Disappearing Dutch Gold Mine

Gone Dutchman Gold Mine

There is a gold mine in Superstition Mountain, Arizona, if you hit the wall with a hammer Open, there will be piles of natural gold rolling down. The gold mine was originally discovered by a race of Indians and kept as a secret. The secret was not revealed until a monk from Mexico came to Arizona. The reason why it is called “the gold mine of the Dutch” is because many explorers who are believed to be from the Netherlands came here in the 19th century, and two of them were actually German explorers Jacob Watts, Jacob Weiser, who rescued Don Miguel Perlatta during a fight in a small Mexican town, in return Don Miguel Perlatta told the two explorers about a family The secret of the gold mine, and then the three found the gold mine according to the map of the Perata family, and the three got gold worth 20,000 US dollars.

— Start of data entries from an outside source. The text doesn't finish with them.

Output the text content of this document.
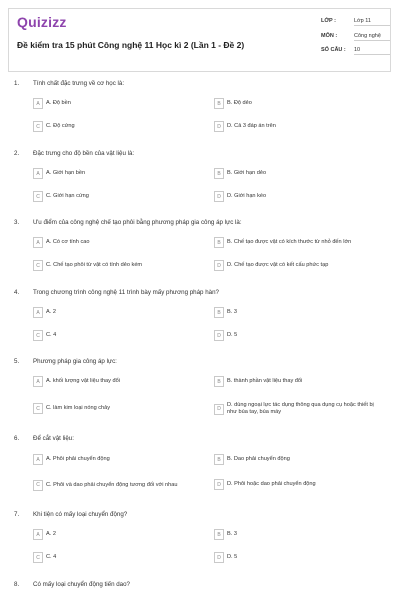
Quizizz
Đề kiểm tra 15 phút Công nghệ 11 Học kì 2 (Lần 1 - Đề 2)
LỚP :	Lớp 11
MÔN :	Công nghệ
SỐ CÂU : 10
1. Tính chất đặc trưng về cơ học là:
A	A. Độ bền	B	B. Độ dẻo
C	C. Độ cứng	D	D. Cả 3 đáp án trên
2. Đặc trưng cho độ bền của vật liệu là:
A	A. Giới hạn bền	B	B. Giới hạn dẻo
C	C. Giới hạn cứng	D	D. Giới hạn kéo
3. Ưu điểm của công nghệ chế tạo phôi bằng phương pháp gia công áp lực là:
A	A. Có cơ tính cao	B	B. Chế tạo được vật có kích thước từ nhỏ đến lớn
C	C. Chế tạo phôi từ vật có tính dẻo kém	D	D. Chế tạo được vật có kết cấu phức tạp
4. Trong chương trình công nghệ 11 trình bày mấy phương pháp hàn?
A	A. 2	B	B. 3
C	C. 4	D	D. 5
5. Phương pháp gia công áp lực:
A	A. khối lượng vật liệu thay đổi	B	B. thành phần vật liệu thay đổi
C	C. làm kim loại nóng chảy	D
D. dùng ngoại lực tác dụng thông qua dụng cụ hoặc thiết bị như búa tay, búa máy
6. Để cắt vật liệu:
A	A. Phôi phải chuyển động	B	B. Dao phải chuyển động
C	C. Phôi và dao phải chuyển động tương đối với nhau	D	D. Phôi hoặc dao phải chuyển động
7. Khi tiện có mấy loại chuyển động?
A	A. 2	B	B. 3
C	C. 4	D	D. 5
8. Có mấy loại chuyển động tiến dao?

Later then sold the map and the gold mine for half of the gold mine’s proceeds. The two Germans continued to work in the gold mines for the next 20 years, but disaster eventually struck. When Watts returned to camp one night, Weatherser was gone, with only the blood coat and Indian arrows on the ground.

In 1880, the gold mine was once again discovered by two young American soldiers who filled their backpacks with gold, but never came back when they went a second time , and an investigative team was sent over to investigate, and they found that two soldiers had been shot dead. Afterwards, stories of gold mines were circulated and polished. The area is now a national park, Lost Dutchman National Park, and mining is banned, but that doesn’t stop the 8,000 people who go there every year in search of gold.